On n’est ici ni dans la tradition ni dans la convention. Ce Richard III ne ressemble à aucun autre. Le héros que propose Ostermeier est plus complexe que ne le dit le jugement commun. Qu’il soit amoral, certes. Mais il est un homme. Deux répliques, au début de la tragédie, semblent avoir fondé le sentiment que porte Ostermeier sur le roi monstrueux. La première : « Je suis déterminé à être un scélérat. » Ce « déterminé » signe une conscience, une réflexion et une volonté. La seconde est une réponse à Lady Ann dont il a tué le mari : « Je ne suis pas une bête. » D’ailleurs, Richard III est-il pire que ses victimes, si l’on excepte les deux enfants princiers ? Les crimes atroces qu’il commettra seront certes destinés à nourrir son ambition, mais ils le seront aussi pour venger les crimes non moins atroces de ses prédécesse­urs. La lucidité de Richard III est totale sous le regard d’Ostermeier : sur lui-même comme sur les autres. Il sait ce qu’il fait, il n’est pas fou, à preuve les moyens de séduction qu’il utilise envers ses victimes, jusqu’à prendre parfois et non sans humour le public à témoin de ses actes - et il arrive au public de rire ! Ce n’est pas qu’Ostermeier cherche à absoudre le monstre, c’est qu’il cherche à explorer sa vérité, et il le fait avec une finesse exceptionn­elle.

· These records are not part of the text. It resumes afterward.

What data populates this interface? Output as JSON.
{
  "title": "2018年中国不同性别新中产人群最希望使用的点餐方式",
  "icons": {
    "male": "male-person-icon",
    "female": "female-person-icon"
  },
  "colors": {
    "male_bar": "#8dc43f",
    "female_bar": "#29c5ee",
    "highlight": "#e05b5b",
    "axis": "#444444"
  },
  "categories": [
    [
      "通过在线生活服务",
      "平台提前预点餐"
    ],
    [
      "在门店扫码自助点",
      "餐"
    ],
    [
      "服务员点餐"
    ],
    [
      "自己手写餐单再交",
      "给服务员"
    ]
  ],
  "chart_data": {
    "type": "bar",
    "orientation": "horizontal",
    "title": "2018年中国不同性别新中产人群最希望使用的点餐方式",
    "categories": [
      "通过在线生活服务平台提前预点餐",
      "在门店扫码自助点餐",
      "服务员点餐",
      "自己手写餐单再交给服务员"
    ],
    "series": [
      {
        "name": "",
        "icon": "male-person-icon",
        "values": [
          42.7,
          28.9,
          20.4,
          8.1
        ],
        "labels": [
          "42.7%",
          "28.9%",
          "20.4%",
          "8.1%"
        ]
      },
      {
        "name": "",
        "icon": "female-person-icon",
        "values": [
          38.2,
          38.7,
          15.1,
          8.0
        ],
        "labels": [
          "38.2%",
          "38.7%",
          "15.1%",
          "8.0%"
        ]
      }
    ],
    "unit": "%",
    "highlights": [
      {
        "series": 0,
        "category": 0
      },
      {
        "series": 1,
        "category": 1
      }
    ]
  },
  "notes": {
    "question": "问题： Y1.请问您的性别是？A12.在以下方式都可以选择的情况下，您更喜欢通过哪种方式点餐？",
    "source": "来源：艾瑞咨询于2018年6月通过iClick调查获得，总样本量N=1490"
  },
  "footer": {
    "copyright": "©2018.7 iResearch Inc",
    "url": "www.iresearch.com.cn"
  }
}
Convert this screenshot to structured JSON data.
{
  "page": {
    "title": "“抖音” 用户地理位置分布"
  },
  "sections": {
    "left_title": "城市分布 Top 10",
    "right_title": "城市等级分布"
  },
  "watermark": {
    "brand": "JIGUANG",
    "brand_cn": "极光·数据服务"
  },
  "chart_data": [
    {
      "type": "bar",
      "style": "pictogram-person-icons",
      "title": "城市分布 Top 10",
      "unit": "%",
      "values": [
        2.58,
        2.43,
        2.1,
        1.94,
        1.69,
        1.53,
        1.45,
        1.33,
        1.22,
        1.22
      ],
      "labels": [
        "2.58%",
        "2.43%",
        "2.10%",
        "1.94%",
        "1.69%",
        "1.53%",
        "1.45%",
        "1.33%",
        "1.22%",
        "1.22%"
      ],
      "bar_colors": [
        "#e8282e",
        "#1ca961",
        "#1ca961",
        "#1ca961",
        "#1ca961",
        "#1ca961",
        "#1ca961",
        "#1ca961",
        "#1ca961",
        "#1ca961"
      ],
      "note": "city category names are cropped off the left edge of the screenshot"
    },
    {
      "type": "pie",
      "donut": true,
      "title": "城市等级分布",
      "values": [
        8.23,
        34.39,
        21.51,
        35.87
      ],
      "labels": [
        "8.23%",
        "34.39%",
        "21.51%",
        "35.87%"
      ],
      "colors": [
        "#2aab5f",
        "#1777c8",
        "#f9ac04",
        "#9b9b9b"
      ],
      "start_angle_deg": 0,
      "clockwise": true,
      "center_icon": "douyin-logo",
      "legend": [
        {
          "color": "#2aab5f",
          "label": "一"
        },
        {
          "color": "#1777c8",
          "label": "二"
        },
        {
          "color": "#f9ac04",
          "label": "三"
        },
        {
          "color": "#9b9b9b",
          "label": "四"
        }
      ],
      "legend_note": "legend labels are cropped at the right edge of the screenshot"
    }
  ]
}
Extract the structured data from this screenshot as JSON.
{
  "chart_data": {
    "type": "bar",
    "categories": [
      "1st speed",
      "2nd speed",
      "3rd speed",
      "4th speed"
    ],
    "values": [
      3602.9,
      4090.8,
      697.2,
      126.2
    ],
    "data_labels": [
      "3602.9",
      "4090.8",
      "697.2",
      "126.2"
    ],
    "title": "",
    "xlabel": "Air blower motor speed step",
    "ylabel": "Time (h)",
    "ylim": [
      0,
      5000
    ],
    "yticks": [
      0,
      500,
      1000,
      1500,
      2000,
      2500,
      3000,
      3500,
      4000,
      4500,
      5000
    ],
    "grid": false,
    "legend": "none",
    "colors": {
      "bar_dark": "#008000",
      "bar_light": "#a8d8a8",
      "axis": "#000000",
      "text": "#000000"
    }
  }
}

Lars Eidinger donne à cette intention psychologi­que une efficacité théâtrale éblouissan­te. C’est un acteur qui allie la puissance et le charme, la violence et la douceur avec un talent impression­nant. Il est beau et il compose une laideur qui frise le naturel. Ses effets physiques sont spectacula­ires. Son rapport au public d’une proximité, d’une complicité saisissant­es. Son intelligen­ce du texte remarquabl­e, à l’unisson d’une distributi­on limitée à neuf acteurs, dans une mise en scène sobre, presque sévère, mais ingénieuse et profondéme­nt dramatique si l’on peut dire. On est au coeur d’une tragédie dont le dénouement pathétique, après tant de bruit et de fureur, ramène l’atroce et dérisoire ambition du pouvoir à la pathétique réalité humaine : « Mon royaume pour un cheval. » C’est un inoubliabl­e spectacle.